Tip: Keeping your kitchen in blooms doesn’t have to be expensive. A cluster of carnations in a simple glass vase can keep your counter rosy for a few dollars a week.
Glass. Tinted glass is the best of both worlds: It has the potential to bring in vivid, striking color but automatically blends into any space. Because it is transparent, its color naturally blends into the background, so you can use a few pieces sprinkled throughout a space for a hint of ethereal beauty or cluster many together, so they blend into a veritable rainbow.
Pillows. Pillows (and the occasional throw blanket) are one of my favorite noncommittal ways to add a variety of colors to a space for a few reasons: They’re easy to mix and match, they add small hits of color, and they’re easy to rearrange or replace at any time. Tired or overwhelmed by your look? Simply move a pillow to another room or change out the cover until your whims are satisfied.

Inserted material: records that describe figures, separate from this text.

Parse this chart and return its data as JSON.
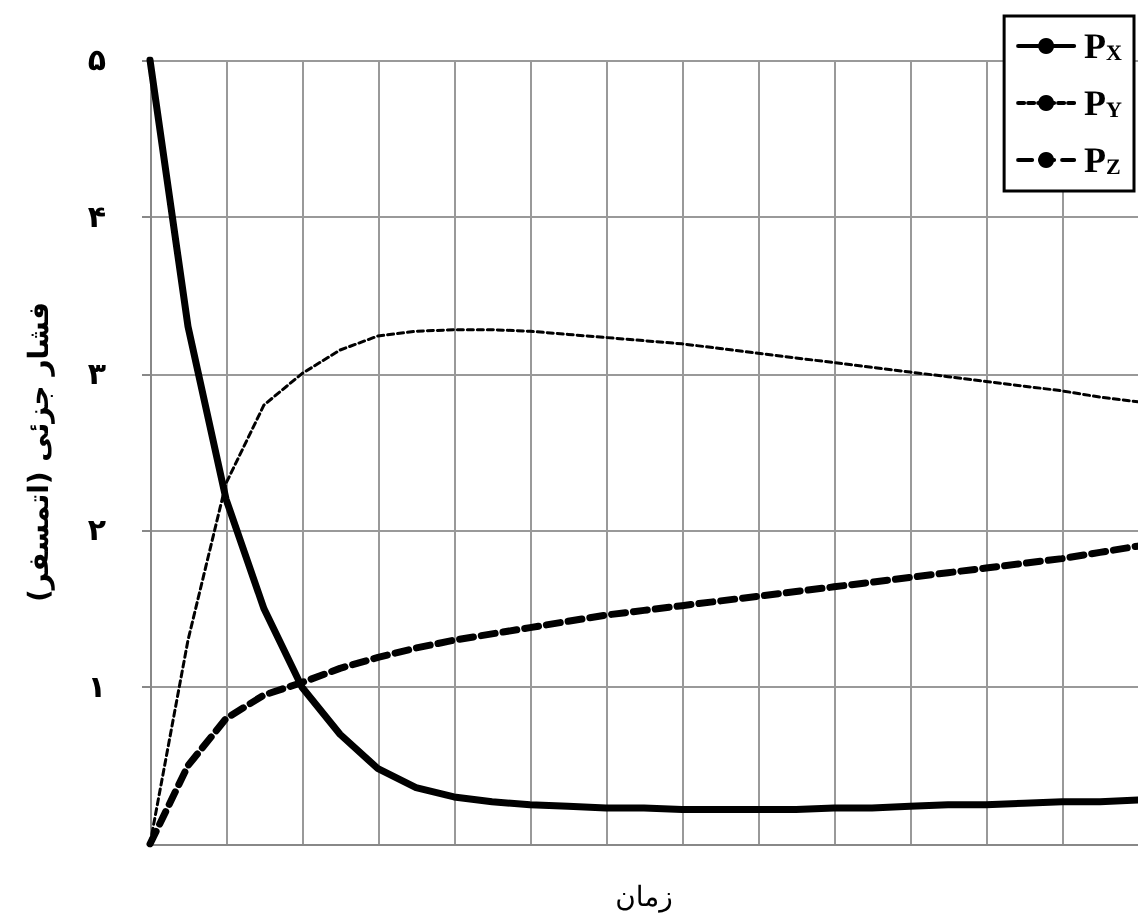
{
  "chart_data": {
    "type": "line",
    "xlabel": "زمان",
    "ylabel": "فشار جزئی (اتمسفر)",
    "categories": [
      null,
      null,
      null,
      null,
      null,
      null,
      null,
      null,
      null,
      null,
      null,
      null,
      null,
      null,
      null,
      null,
      null,
      null,
      null,
      null,
      null,
      null,
      null,
      null,
      null,
      null,
      null
    ],
    "series": [
      {
        "name": "P$_{X}$",
        "color": "#000000",
        "line_style": "solid",
        "values": [
          5,
          3.3,
          2.2,
          1.5,
          1.0,
          0.7,
          0.48,
          0.36,
          0.3,
          0.27,
          0.25,
          0.24,
          0.23,
          0.23,
          0.22,
          0.22,
          0.22,
          0.22,
          0.23,
          0.23,
          0.24,
          0.25,
          0.25,
          0.26,
          0.27,
          0.27,
          0.28
        ]
      },
      {
        "name": "P$_{Y}$",
        "color": "#000000",
        "line_style": "dotted",
        "values": [
          0,
          1.3,
          2.3,
          2.8,
          3.0,
          3.15,
          3.24,
          3.27,
          3.28,
          3.28,
          3.27,
          3.25,
          3.23,
          3.21,
          3.19,
          3.16,
          3.13,
          3.1,
          3.07,
          3.04,
          3.01,
          2.98,
          2.95,
          2.92,
          2.89,
          2.85,
          2.82
        ]
      },
      {
        "name": "P$_{Z}$",
        "color": "#000000",
        "line_style": "dashed",
        "values": [
          0,
          0.5,
          0.8,
          0.95,
          1.03,
          1.12,
          1.19,
          1.25,
          1.3,
          1.34,
          1.38,
          1.42,
          1.46,
          1.49,
          1.52,
          1.55,
          1.58,
          1.61,
          1.64,
          1.67,
          1.7,
          1.73,
          1.76,
          1.79,
          1.82,
          1.86,
          1.9
        ]
      }
    ],
    "ylim": [
      0,
      5
    ],
    "yticks": [
      {
        "value": 1,
        "label": "۱"
      },
      {
        "value": 2,
        "label": "۲"
      },
      {
        "value": 3,
        "label": "۳"
      },
      {
        "value": 4,
        "label": "۴"
      },
      {
        "value": 5,
        "label": "۵"
      }
    ],
    "tick_labels": "y",
    "grid": true,
    "legend": "top right",
    "marker": "none"
  }
}
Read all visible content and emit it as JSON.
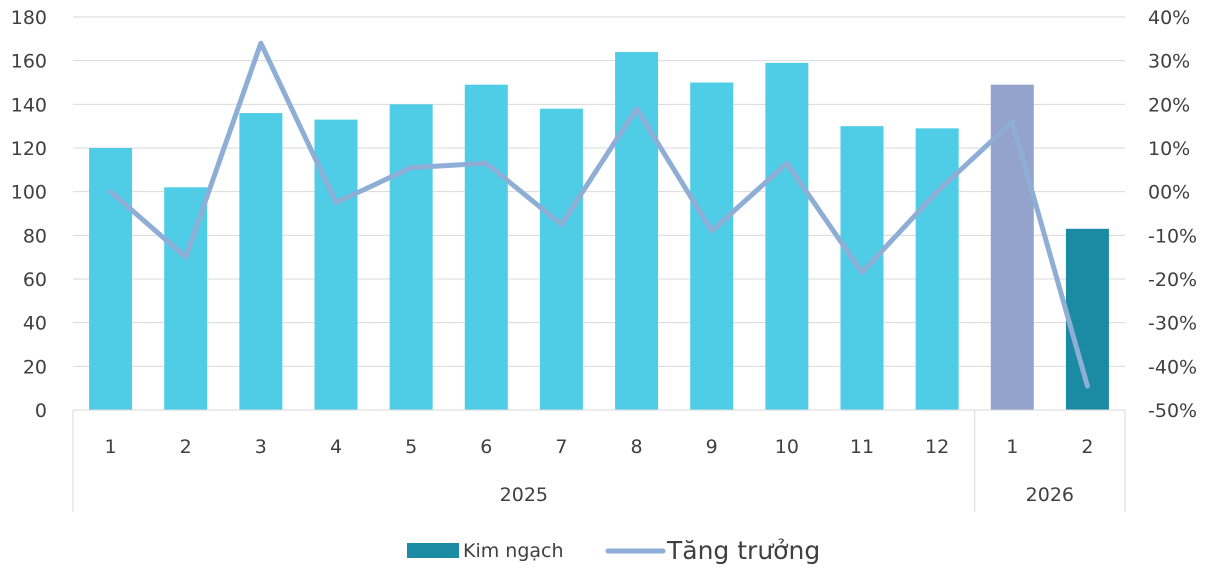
{
  "chart_data": {
    "type": "bar",
    "title": "",
    "categories": [
      "1",
      "2",
      "3",
      "4",
      "5",
      "6",
      "7",
      "8",
      "9",
      "10",
      "11",
      "12",
      "1",
      "2"
    ],
    "groups": [
      {
        "label": "2025",
        "count": 12
      },
      {
        "label": "2026",
        "count": 2
      }
    ],
    "series": [
      {
        "name": "Kim ngạch",
        "type": "bar",
        "axis": "left",
        "values": [
          120,
          102,
          136,
          133,
          140,
          149,
          138,
          164,
          150,
          159,
          130,
          129,
          149,
          83
        ],
        "colors": [
          "#4fcde6",
          "#4fcde6",
          "#4fcde6",
          "#4fcde6",
          "#4fcde6",
          "#4fcde6",
          "#4fcde6",
          "#4fcde6",
          "#4fcde6",
          "#4fcde6",
          "#4fcde6",
          "#4fcde6",
          "#94a3cc",
          "#1b8aa3"
        ]
      },
      {
        "name": "Tăng trưởng",
        "type": "line",
        "axis": "right",
        "values": [
          0,
          -15,
          34,
          -2.5,
          5.5,
          6.5,
          -7.5,
          19,
          -9,
          6.5,
          -18.5,
          0,
          16,
          -44.5
        ],
        "color": "#8eaed6"
      }
    ],
    "y_left": {
      "min": 0,
      "max": 180,
      "ticks": [
        "0",
        "20",
        "40",
        "60",
        "80",
        "100",
        "120",
        "140",
        "160",
        "180"
      ]
    },
    "y_right": {
      "min": -50,
      "max": 40,
      "ticks": [
        "-50%",
        "-40%",
        "-30%",
        "-20%",
        "-10%",
        "00%",
        "10%",
        "20%",
        "30%",
        "40%"
      ]
    },
    "grid": true,
    "legend": {
      "position": "bottom",
      "bar_label": "Kim ngạch",
      "line_label": "Tăng trưởng",
      "bar_color": "#1b8aa3",
      "line_color": "#8eaed6"
    }
  }
}
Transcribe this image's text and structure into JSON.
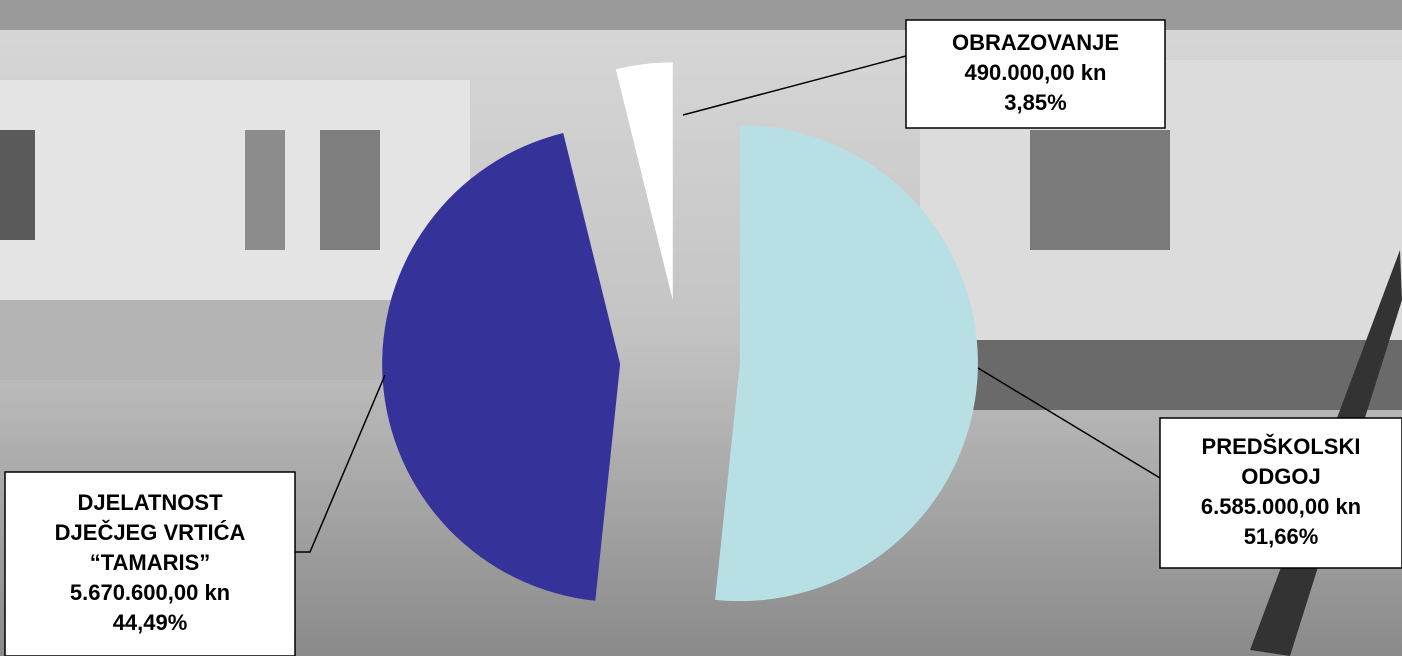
{
  "chart_data": {
    "type": "pie",
    "categories": [
      [
        "PREDŠKOLSKI",
        "ODGOJ"
      ],
      [
        "DJELATNOST",
        "DJEČJEG VRTIĆA",
        "“TAMARIS”"
      ],
      [
        "OBRAZOVANJE"
      ]
    ],
    "values": [
      6585000,
      5670600,
      490000
    ],
    "value_labels": [
      "6.585.000,00 kn",
      "5.670.600,00 kn",
      "490.000,00 kn"
    ],
    "percents": [
      51.66,
      44.49,
      3.85
    ],
    "percent_labels": [
      "51,66%",
      "44,49%",
      "3,85%"
    ],
    "colors": [
      "#b8e0e4",
      "#35339a",
      "#ffffff"
    ]
  }
}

Pattern. Speaking of fabrics, bringing in some playful patterns is another way to add a sense of drama even where very little color is actually present. Look to bold geometrics (like a chunky chevron or stripe), animal prints and bold wood grains to add visual variety without clashing.
Combining patterned pieces with those in a combination of neutral tones (and some metallics) can create a colorful-feeling space with very little color at all.
Notice how in this space, besides the leafy greens, the only other bright hues are found in small doses in the pillow fabrics, and yet the overall effect is that of a rich and varied palette — totally livable but thoroughly colorful.